Ce dépistage suscite, en effet, un certain nombre de questions sur son coût, le risque lié à l’irradiation, l’impact sur le sevrage tabagique – un dépistage négatif peut faussement rassurer le fumeur sur son avenir – et le danger de sur-diagnostic et son cortège d’explorations inutiles voire invasives.
Le premier enjeu est d’établir des règles strictes pour la conduite à tenir devant la découverte d’un nodule. La stratégie adoptée dans le programme hollandais NELSON, basée sur la taille des nodules et leur temps de doublement réduit notablement le nombre de faux positifs et de gestes invasifs. L’autre challenge est d’affiner le profil de risque des patients pour améliorer l’intérêt du screening en tenant compte, par exemple, des antécédents familiaux de CP, des antécédents personnels d’infection pulmonaire, de BPCO, d’autres cancers, ou d'exposition à des carcinogènes, peut-être associé à l’avenir à un dosage des biomarqueurs.
Cartographie moléculaire
L’utilisation de biomarqueurs guidant le traitement est aussi très prometteuse. D’ores et déjà en France, la caractérisation des CBNPC a totalement changé avec la cartographie moléculaire : on est passé d’une distinction entre adénocarcinomes, épidermoïdes et autres à une classification en fonction des mutations tumorales. « Il s’agit d’un outil unique au monde mis en place grâce au soutien de l’INCa : 28 plateformes régionales françaises de biologie moléculaire centralisent depuis 2010 tous les prélèvements et recherchent en routine 7 anomalies moléculaires », se félicite le Pr Fabrice Barlesi (Marseille). On a pu ainsi dénombrer les anomalies portant sur EGFr activatrice (9,5% des cas) ou inhibitrice (0,8%) HER2 (0,9%), KRAS (27%) BRAF (1,7%) PI3KCA (2,6%) et ALK 3,7%.

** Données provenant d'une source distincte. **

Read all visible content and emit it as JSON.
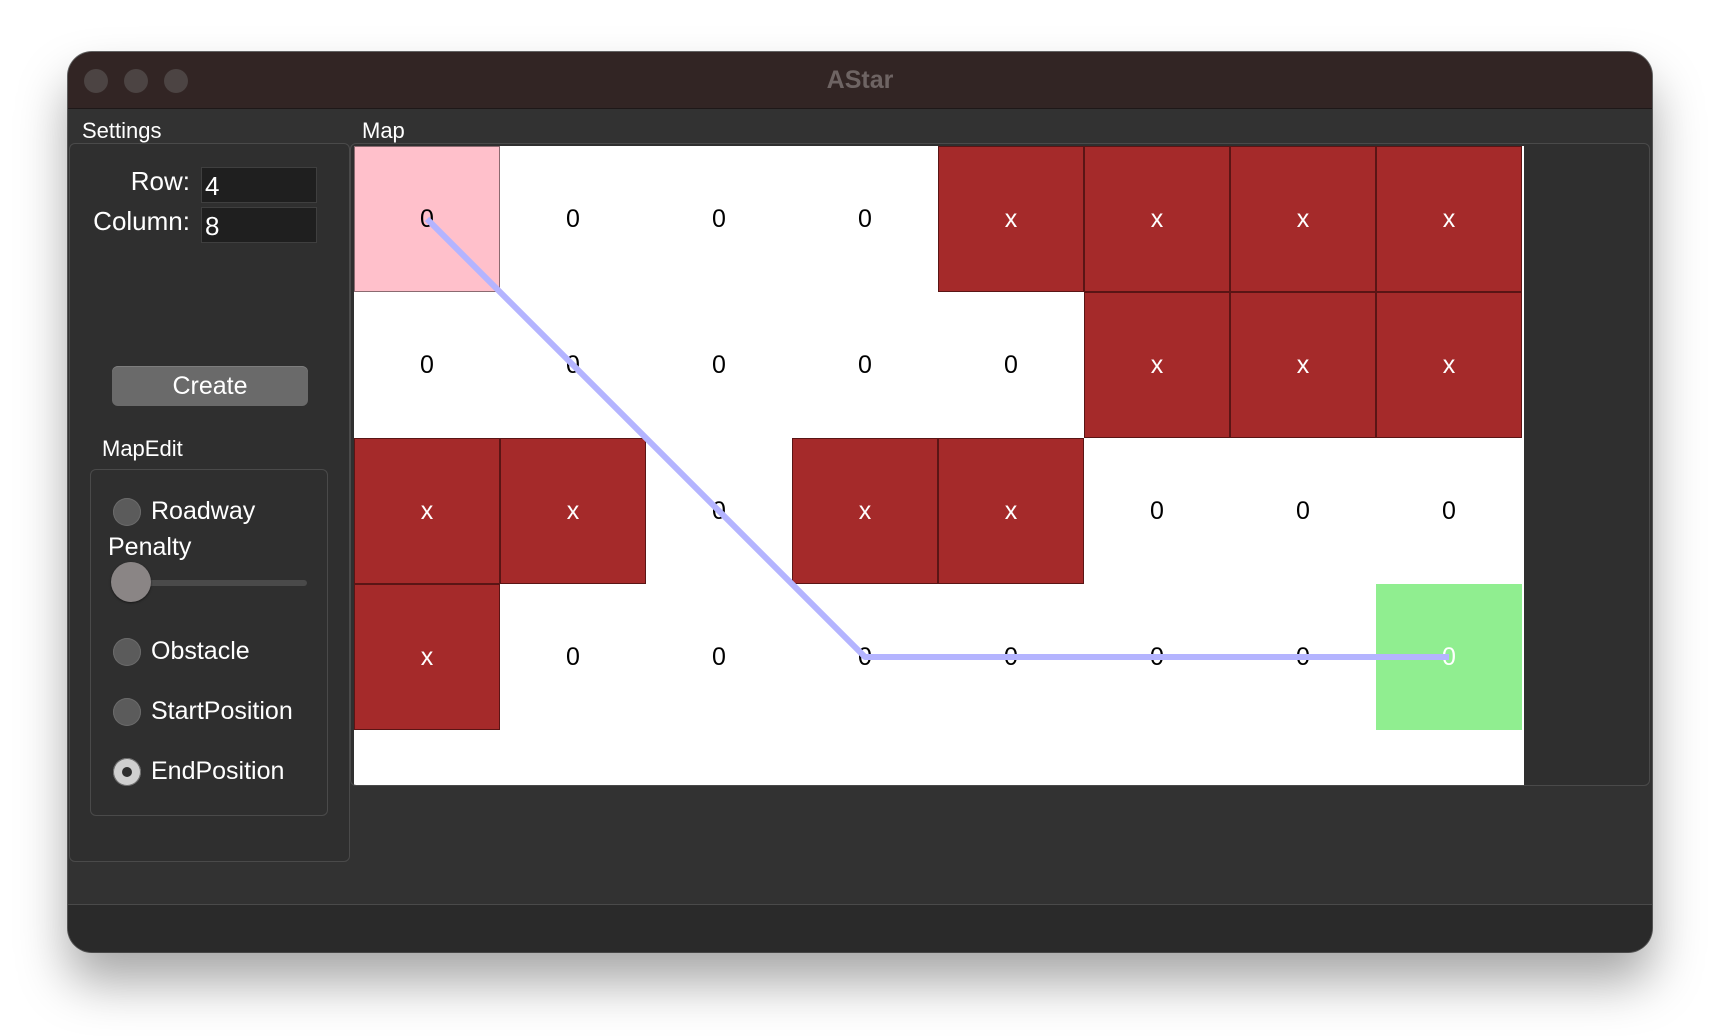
{
  "window": {
    "title": "AStar"
  },
  "settings": {
    "group_label": "Settings",
    "row_label": "Row:",
    "row_value": "4",
    "column_label": "Column:",
    "column_value": "8",
    "create_label": "Create",
    "mapedit": {
      "group_label": "MapEdit",
      "roadway_label": "Roadway",
      "penalty_label": "Penalty",
      "penalty_value": 0,
      "obstacle_label": "Obstacle",
      "start_label": "StartPosition",
      "end_label": "EndPosition",
      "selected": "EndPosition"
    }
  },
  "map": {
    "group_label": "Map",
    "cells": [
      [
        "0",
        "0",
        "0",
        "0",
        "x",
        "x",
        "x",
        "x"
      ],
      [
        "0",
        "0",
        "0",
        "0",
        "0",
        "x",
        "x",
        "x"
      ],
      [
        "x",
        "x",
        "0",
        "x",
        "x",
        "0",
        "0",
        "0"
      ],
      [
        "x",
        "0",
        "0",
        "0",
        "0",
        "0",
        "0",
        "0"
      ]
    ],
    "start": [
      0,
      0
    ],
    "end": [
      3,
      7
    ],
    "path": [
      [
        0,
        0
      ],
      [
        1,
        1
      ],
      [
        2,
        2
      ],
      [
        3,
        3
      ],
      [
        3,
        4
      ],
      [
        3,
        5
      ],
      [
        3,
        6
      ],
      [
        3,
        7
      ]
    ],
    "colors": {
      "obstacle": "#a52a2a",
      "start": "#ffc0cb",
      "end": "#90ee90",
      "path": "#b4b4ff"
    }
  }
}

L’étude Biomarqueurs France, initiée par l'intergroupe Francophone de Cancérologie Thoracique en collaboration avec l’INCa, a été saluée dans les derniers congrès internationaux. Elle met en perspective données cliniques et caractéristiques moléculaires des CP, afin de dégager des lignes conductrices pour les stratégies thérapeutiques. « En 2014, la décision thérapeutique doit être guidée par la recherche de mutations, susceptibles de rendre éligible le patient à des thérapies ciblées qui ont permis de multiplier par deux la réponse au traitement. »

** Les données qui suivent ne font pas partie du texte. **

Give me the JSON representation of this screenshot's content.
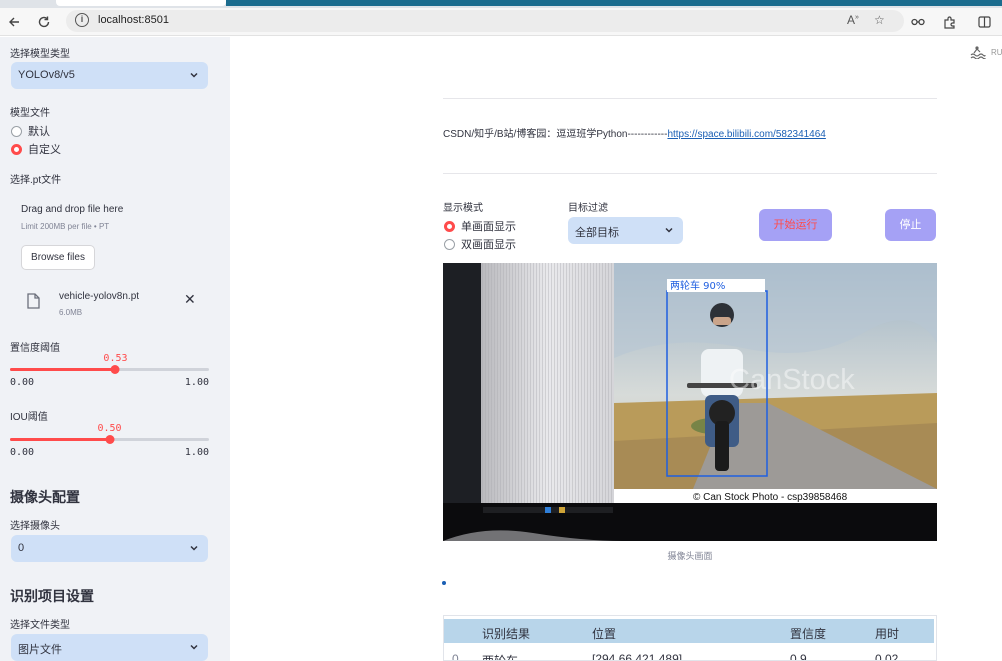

Actuellement, la présence d’une mutation ne débouche pas forcément sur la possibilité d’une thérapie ciblée, et seuls 10 à 20% des patients peuvent en bénéficier – essentiellement ceux présentant une mutation EGFr ou un réarrangement ALK –, mais ce nombre devrait augmenter avec la mise sur le marché de nouvelles molécules. à terme, la recherche de l’ADN tumoral dans le sang pourrait aussi éviter les bio-psies, ce qui faciliterait aussi la surveillance du profil mutationnel sous traitement afin de repérer les résistances et d’adapter le traitement en fonction des altérations moléculaires.

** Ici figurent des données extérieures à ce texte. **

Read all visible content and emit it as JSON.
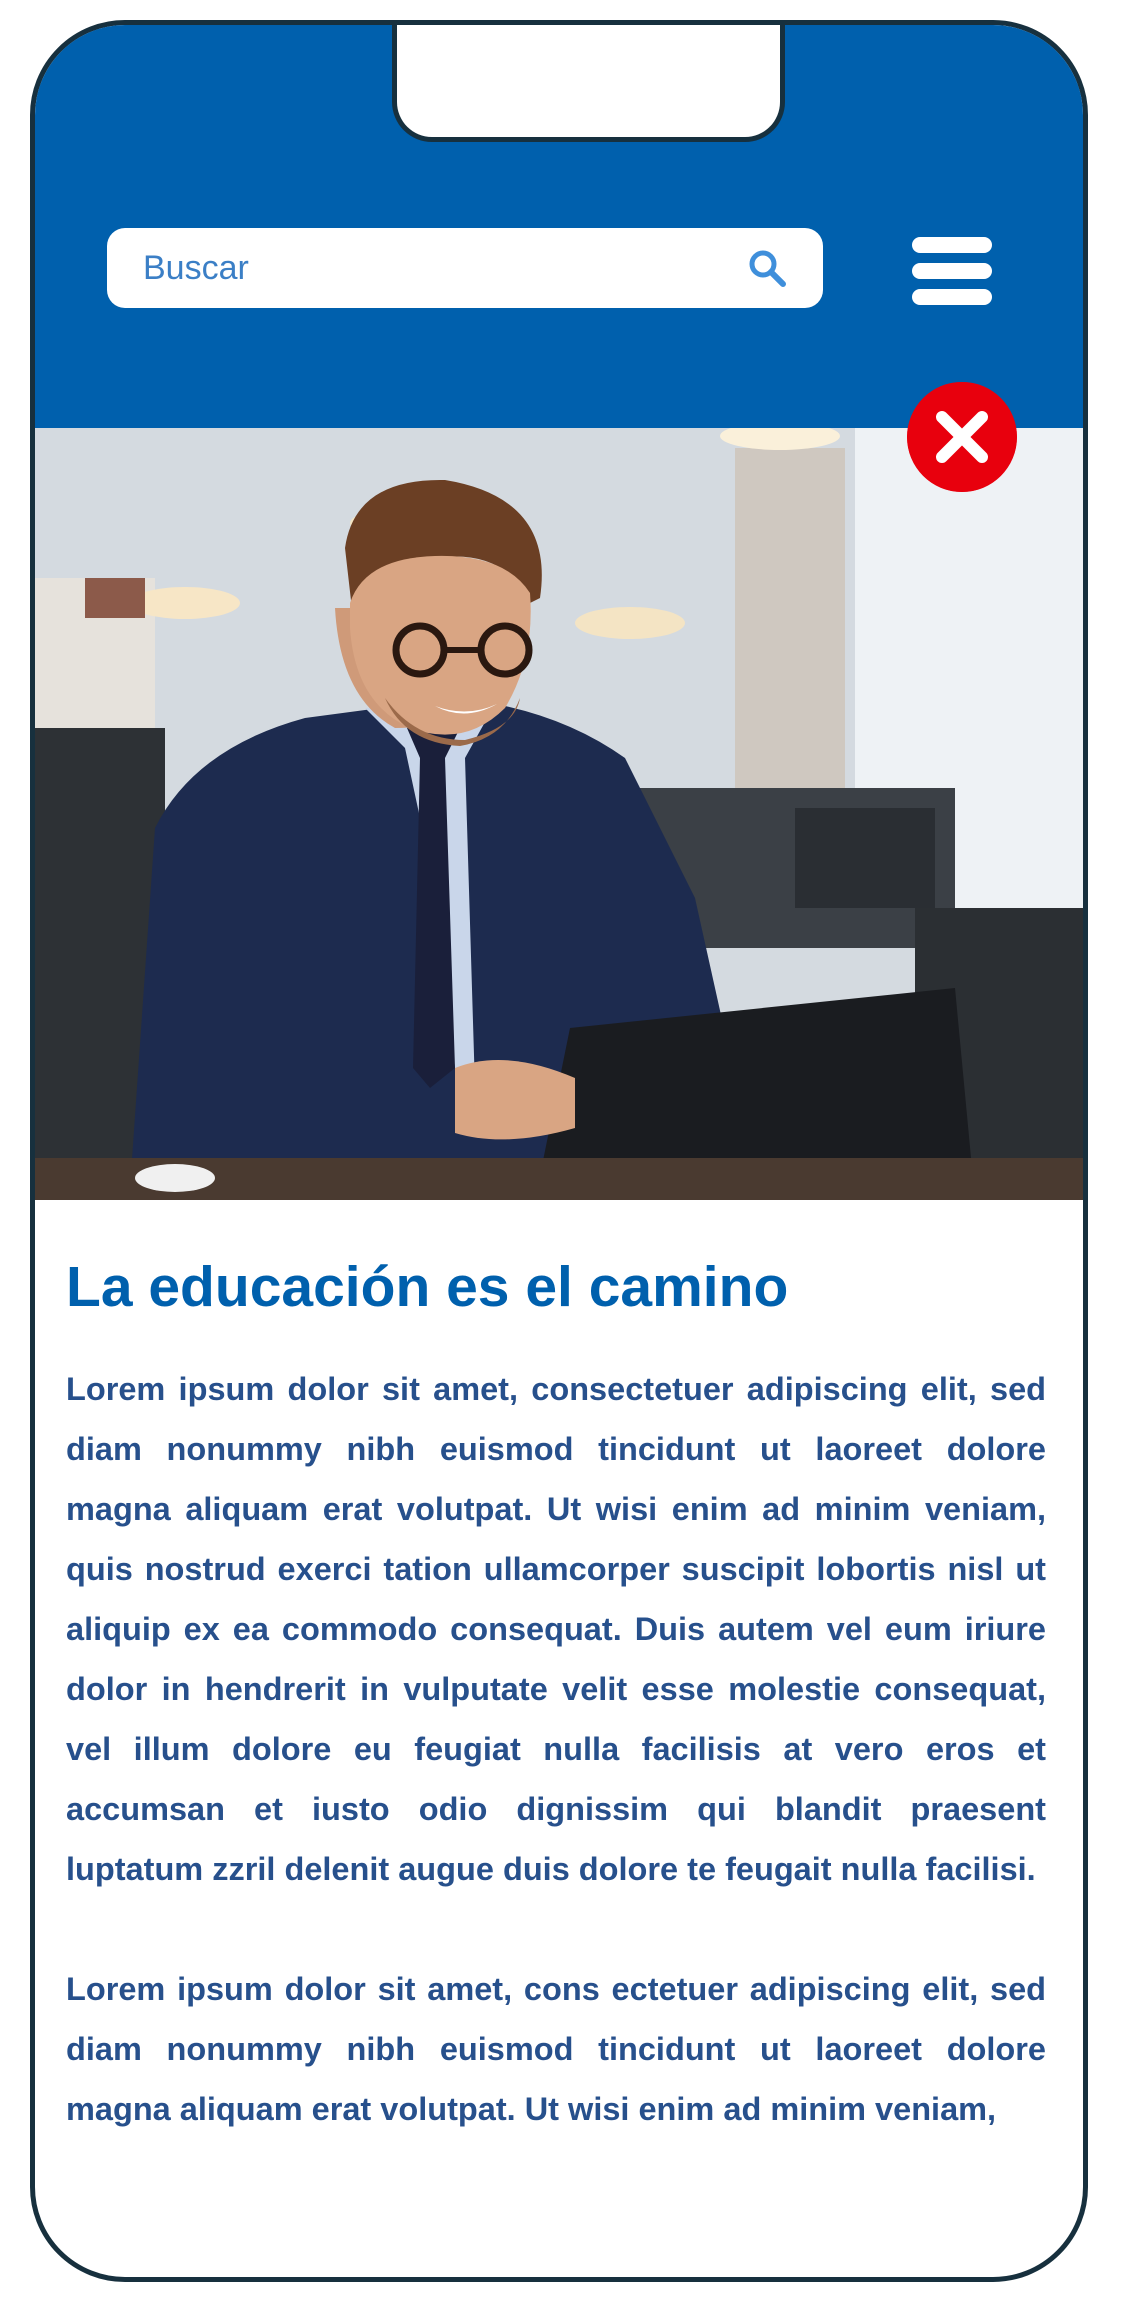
{
  "header": {
    "search": {
      "placeholder": "Buscar",
      "icon": "search-icon"
    },
    "menu_icon": "menu-icon"
  },
  "hero": {
    "image": "smiling man in suit with glasses working on laptop in office",
    "close_icon": "close-icon"
  },
  "article": {
    "title": "La educación es el camino",
    "paragraphs": [
      "Lorem ipsum dolor sit amet, consectetuer adipiscing elit, sed diam nonummy nibh euismod tincidunt ut laoreet dolore magna aliquam erat volutpat. Ut wisi enim ad minim veniam, quis nostrud exerci tation ullamcorper suscipit lobortis nisl ut aliquip ex ea commodo consequat. Duis autem vel eum iriure dolor in hendrerit in vulputate velit esse molestie consequat, vel illum dolore eu feugiat nulla facilisis at vero eros et accumsan et iusto odio dignissim qui blandit praesent luptatum zzril delenit augue duis dolore te feugait nulla facilisi.",
      "Lorem ipsum dolor sit amet, cons ectetuer adipiscing elit, sed diam nonummy nibh euismod tincidunt ut laoreet dolore magna aliquam erat volutpat. Ut wisi enim ad minim veniam,"
    ]
  },
  "colors": {
    "brand_blue": "#0060ad",
    "text_blue": "#27508c",
    "close_red": "#e8000d",
    "frame": "#17303e"
  }
}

La vaccination anti-tumorale poursuit son ascension
Toujours sur le plan thérapeutique, « l’immunothérapie s’impose comme une voie prometteuse », souligne Olivier Adotevi (Besançon). En particulier avec les anti-CTLA-4 (Cytotoxic T-Lymphocyte Antigen 4), et anti-PD1/PDL1 (Programmed cell death 1/ligand 1), qui amène un taux de réponse important, d’autant plus élevé que l’expression tumorale des CTLA-4 ou anti-PD1/PDL1 est élevée.